A prospective efficacy trial was also conducted in Germany employing a household contact study design. In preparation for this study, 3 doses of INFANRIX were administered at 3, 4, and 5 months of age to more than 22,000 children living in 6 areas of Germany in a safety and immunogenicity study. Infants who did not participate in the safety and immunogenicity study could have received a DTwP vaccine or DT vaccine. Index cases were identified by spontaneous presentation to a physician. Households with at least one other member (i.e., besides index case) aged 6 through 47 months were enrolled. Household contacts of index cases were monitored for incidence of pertussis by a physician who was blinded to the vaccination status of the household. Calculation of vaccine efficacy was based on attack rates of pertussis in household contacts classified by vaccination status. Of the 173 household contacts who had not received a pertussis vaccine, 96 developed WHO-defined pertussis, as compared with 7 of 112 contacts vaccinated with INFANRIX. The protective efficacy of INFANRIX was calculated to be 89% (95% CI: 77, 95), with no indication of waning of protection up until the time of the booster vaccination. The average age of infants vaccinated with INFANRIX at the end of follow-up in this trial was 13 months (range: 6 to 25 months). When the definition of pertussis was expanded to include clinically milder disease, with infection confirmed by culture and/or serologic testing, the efficacy of INFANRIX against ≥7 days of any cough was 67% (95% CI: 52, 78) and against ≥7 days of paroxysmal cough was 81% (95% CI: 68, 89). The corresponding efficacy of INFANRIX against ≥14 days of any cough or paroxysmal cough were 73% (95% CI: 59, 82) and 84% (95% CI: 71, 91), respectively.

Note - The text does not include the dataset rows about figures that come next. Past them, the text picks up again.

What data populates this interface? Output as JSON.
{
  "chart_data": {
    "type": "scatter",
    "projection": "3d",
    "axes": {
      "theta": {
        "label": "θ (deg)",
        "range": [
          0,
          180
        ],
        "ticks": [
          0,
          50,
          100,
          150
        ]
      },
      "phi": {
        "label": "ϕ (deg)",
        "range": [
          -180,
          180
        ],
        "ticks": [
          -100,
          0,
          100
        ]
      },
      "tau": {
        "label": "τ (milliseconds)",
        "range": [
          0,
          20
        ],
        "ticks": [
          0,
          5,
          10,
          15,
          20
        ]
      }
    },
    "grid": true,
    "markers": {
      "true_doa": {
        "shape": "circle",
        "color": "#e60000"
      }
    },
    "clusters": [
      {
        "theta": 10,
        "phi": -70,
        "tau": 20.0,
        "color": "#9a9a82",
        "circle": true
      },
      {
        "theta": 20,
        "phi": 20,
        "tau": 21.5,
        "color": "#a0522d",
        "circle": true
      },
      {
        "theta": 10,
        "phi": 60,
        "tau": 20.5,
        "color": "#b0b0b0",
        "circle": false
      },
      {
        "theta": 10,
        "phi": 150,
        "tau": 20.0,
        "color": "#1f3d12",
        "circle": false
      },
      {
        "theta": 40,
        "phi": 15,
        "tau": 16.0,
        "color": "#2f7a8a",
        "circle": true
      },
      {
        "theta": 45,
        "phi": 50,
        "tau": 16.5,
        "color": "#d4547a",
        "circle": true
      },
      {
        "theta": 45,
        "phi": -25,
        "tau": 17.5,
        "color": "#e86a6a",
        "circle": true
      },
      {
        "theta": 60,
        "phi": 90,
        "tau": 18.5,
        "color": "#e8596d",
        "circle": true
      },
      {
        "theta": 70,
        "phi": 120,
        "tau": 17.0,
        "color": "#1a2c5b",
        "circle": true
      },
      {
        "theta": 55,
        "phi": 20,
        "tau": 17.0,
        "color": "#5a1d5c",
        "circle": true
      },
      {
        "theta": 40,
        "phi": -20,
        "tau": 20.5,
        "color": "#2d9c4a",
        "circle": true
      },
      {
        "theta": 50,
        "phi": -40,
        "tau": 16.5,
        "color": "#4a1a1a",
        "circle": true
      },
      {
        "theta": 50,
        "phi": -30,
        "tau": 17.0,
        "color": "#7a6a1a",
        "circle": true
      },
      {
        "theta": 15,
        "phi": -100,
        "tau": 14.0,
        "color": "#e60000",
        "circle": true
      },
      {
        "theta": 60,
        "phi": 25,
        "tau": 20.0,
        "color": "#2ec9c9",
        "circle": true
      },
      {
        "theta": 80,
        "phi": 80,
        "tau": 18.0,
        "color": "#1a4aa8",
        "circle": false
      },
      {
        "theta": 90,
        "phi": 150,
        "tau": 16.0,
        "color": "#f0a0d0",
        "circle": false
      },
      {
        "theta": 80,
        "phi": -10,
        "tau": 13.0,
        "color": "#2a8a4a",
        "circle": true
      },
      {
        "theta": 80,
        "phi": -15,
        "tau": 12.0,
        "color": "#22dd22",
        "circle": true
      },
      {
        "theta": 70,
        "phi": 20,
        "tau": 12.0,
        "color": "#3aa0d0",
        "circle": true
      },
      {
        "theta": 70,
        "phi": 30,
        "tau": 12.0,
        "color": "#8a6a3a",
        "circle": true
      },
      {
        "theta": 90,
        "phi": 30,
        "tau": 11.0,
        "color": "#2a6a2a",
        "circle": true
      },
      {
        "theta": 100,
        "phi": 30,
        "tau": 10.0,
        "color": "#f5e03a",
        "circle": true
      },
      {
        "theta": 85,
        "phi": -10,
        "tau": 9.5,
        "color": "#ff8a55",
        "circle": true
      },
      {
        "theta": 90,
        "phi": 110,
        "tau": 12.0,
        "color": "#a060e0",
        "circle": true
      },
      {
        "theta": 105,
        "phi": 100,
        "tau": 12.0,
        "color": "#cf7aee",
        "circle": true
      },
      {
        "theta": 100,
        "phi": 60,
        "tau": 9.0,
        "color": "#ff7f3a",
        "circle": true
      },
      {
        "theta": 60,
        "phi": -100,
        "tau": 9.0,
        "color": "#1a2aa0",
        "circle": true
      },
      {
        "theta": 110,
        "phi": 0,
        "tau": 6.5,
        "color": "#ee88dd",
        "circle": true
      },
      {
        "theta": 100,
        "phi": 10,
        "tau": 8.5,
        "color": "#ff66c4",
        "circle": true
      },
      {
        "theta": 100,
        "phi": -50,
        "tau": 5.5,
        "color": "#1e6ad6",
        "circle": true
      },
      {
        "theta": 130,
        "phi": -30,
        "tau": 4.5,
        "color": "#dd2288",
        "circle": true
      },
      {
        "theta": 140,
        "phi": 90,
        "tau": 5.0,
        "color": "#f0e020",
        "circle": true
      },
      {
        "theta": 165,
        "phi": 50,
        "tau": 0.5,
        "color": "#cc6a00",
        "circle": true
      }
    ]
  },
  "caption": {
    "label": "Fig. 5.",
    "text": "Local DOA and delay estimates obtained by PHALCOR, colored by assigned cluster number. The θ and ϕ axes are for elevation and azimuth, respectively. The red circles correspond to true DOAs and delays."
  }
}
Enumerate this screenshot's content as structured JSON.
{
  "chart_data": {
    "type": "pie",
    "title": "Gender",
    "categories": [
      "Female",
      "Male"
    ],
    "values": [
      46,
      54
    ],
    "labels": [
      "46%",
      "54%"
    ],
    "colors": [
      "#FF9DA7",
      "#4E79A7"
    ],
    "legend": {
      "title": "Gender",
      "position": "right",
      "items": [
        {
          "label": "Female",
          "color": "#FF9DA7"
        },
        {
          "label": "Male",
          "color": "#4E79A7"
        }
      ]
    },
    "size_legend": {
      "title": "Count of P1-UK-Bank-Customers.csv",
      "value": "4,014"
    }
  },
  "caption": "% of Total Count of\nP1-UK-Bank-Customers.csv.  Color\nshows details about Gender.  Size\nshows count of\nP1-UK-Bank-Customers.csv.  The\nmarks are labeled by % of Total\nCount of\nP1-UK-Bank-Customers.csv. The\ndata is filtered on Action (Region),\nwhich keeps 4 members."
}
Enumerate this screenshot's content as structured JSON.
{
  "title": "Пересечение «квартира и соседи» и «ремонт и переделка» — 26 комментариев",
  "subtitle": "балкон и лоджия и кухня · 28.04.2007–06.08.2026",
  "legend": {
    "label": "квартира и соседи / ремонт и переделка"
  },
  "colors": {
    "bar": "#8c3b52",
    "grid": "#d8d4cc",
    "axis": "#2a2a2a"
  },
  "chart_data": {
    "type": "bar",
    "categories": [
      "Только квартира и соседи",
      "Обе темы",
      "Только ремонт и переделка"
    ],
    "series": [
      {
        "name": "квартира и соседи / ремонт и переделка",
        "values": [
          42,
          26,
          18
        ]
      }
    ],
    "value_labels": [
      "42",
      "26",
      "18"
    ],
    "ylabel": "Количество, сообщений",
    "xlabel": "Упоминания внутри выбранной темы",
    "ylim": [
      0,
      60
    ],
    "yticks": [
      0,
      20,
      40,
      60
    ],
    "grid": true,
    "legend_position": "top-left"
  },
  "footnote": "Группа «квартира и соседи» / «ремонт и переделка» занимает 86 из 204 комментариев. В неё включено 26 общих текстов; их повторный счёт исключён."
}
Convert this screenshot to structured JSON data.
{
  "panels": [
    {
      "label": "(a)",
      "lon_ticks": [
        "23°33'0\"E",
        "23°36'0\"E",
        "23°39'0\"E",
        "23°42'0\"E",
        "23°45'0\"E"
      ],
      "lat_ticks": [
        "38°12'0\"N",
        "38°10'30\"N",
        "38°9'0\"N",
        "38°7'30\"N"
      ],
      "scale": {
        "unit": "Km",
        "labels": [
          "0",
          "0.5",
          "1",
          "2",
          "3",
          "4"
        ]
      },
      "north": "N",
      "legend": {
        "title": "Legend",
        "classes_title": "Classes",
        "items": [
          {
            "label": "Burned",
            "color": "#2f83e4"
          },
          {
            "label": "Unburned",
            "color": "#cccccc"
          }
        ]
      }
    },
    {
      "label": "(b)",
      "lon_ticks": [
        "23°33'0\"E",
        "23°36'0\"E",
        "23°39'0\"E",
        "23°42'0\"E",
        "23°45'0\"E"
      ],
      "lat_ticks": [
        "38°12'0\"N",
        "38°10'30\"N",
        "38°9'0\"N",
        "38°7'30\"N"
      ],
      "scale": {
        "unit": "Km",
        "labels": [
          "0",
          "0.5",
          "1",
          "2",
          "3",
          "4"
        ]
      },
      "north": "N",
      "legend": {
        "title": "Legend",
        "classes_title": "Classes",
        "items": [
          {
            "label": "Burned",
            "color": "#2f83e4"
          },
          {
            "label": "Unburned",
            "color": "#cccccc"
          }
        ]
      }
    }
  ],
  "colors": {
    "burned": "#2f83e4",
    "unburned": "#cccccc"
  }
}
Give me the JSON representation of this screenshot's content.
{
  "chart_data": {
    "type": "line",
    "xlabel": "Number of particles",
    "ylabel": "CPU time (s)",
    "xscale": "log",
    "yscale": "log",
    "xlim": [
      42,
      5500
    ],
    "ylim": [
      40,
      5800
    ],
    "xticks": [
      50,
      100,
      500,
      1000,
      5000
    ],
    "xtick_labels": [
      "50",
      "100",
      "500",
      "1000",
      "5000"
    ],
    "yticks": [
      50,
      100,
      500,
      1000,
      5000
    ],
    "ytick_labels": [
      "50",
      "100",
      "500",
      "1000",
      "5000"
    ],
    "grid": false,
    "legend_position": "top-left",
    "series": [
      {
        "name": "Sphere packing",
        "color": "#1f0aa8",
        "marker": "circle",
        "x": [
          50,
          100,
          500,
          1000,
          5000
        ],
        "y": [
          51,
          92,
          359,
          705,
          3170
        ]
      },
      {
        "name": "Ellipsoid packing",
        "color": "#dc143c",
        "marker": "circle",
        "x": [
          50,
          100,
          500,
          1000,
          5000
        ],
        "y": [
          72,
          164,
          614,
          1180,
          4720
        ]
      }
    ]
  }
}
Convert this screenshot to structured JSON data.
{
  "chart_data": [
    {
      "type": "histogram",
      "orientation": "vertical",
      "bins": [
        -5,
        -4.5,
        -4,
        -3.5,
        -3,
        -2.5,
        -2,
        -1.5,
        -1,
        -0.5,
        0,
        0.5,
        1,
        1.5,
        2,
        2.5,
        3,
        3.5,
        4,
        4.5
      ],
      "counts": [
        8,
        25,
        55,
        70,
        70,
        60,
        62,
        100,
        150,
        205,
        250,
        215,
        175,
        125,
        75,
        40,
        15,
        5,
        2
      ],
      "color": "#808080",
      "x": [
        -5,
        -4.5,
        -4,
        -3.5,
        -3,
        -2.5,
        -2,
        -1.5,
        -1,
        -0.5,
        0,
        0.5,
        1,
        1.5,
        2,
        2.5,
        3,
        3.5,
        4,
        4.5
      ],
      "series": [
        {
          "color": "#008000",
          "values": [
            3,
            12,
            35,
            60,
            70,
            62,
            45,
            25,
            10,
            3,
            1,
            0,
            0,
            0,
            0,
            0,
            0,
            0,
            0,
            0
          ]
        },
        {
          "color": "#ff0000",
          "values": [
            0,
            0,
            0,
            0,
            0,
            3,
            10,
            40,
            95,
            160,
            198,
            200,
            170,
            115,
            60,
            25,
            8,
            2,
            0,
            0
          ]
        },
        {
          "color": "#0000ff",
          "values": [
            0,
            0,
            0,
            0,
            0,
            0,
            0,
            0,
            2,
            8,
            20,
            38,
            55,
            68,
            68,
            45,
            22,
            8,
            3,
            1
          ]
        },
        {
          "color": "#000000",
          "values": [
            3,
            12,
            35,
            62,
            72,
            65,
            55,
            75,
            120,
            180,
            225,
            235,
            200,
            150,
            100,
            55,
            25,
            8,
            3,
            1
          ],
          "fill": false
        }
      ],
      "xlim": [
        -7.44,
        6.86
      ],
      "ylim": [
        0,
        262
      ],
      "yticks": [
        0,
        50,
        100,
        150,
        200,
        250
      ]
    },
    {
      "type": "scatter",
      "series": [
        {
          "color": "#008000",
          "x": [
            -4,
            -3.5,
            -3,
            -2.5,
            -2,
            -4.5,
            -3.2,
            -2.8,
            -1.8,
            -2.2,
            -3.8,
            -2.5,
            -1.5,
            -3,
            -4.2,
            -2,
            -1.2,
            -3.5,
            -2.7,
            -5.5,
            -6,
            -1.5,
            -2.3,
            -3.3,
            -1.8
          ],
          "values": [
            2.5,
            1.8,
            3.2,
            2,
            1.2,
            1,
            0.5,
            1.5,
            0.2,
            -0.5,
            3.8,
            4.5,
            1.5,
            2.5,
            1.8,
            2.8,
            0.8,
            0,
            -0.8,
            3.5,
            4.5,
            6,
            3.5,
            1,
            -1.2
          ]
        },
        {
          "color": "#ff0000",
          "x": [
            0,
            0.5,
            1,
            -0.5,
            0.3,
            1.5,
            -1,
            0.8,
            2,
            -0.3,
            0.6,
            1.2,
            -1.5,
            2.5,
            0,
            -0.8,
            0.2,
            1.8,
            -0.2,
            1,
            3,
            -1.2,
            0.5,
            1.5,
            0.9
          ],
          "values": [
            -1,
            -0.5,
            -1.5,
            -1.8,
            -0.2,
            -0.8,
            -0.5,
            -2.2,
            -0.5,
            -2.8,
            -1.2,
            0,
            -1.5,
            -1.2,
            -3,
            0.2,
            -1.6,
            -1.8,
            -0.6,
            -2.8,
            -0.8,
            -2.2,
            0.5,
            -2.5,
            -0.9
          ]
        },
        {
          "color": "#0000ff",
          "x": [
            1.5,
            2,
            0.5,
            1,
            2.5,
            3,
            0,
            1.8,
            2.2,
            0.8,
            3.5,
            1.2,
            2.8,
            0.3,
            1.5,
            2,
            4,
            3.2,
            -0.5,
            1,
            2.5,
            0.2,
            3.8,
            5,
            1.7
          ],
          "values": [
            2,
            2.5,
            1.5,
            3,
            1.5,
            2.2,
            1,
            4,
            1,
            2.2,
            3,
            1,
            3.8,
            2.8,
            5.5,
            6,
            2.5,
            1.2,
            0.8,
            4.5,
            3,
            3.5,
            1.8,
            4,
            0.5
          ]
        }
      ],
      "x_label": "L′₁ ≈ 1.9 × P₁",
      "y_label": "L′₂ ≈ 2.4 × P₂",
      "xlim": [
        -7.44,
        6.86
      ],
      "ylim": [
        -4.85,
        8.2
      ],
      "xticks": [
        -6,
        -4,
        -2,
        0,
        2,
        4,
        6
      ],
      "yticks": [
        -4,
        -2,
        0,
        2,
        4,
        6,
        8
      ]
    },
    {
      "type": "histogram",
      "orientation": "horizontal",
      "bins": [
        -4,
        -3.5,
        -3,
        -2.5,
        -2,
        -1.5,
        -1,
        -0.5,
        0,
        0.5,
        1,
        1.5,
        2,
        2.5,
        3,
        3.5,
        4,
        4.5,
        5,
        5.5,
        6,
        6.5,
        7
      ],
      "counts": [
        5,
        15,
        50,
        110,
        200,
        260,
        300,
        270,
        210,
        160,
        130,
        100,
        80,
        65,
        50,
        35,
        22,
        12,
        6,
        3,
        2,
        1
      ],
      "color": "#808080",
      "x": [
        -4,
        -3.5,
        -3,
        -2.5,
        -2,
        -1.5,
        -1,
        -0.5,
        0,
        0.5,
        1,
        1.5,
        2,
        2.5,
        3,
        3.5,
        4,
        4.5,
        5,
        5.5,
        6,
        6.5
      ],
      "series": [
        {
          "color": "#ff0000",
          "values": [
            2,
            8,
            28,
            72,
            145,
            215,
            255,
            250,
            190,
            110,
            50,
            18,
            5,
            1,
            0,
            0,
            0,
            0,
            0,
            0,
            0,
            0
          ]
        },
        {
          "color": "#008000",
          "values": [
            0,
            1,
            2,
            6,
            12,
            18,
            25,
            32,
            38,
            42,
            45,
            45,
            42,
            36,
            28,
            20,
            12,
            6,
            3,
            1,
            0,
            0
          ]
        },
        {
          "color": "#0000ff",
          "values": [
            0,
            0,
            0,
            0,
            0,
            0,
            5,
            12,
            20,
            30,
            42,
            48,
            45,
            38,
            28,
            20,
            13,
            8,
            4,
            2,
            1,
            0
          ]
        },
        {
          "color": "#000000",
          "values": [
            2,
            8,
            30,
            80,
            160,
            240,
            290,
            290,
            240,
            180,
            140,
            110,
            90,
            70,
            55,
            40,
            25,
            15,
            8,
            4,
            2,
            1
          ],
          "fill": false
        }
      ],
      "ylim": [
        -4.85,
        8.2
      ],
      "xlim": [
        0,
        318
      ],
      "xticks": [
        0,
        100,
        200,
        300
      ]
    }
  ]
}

Pertussis Immune Response to INFANRIX Administered as a 3-Dose Primary Series
The immune responses to each of the 3 pertussis antigens contained in INFANRIX were evaluated in sera obtained 1 month after the third dose of vaccine in each of 3 studies (schedule of administration: 2, 4, and 6 months of age in the Italian efficacy study and one U.S. study; 3, 4, and 5 months of age in the German efficacy study). One month after the third dose of INFANRIX, the response rates to each pertussis antigen were similar in all 3 studies. Thus, although a serologic correlate of protection for pertussis has not been established, the antibody responses to these 3 pertussis antigens (PT, FHA, and pertactin) in a U.S. population were similar to those achieved in 2 populations in which efficacy of INFANRIX was demonstrated.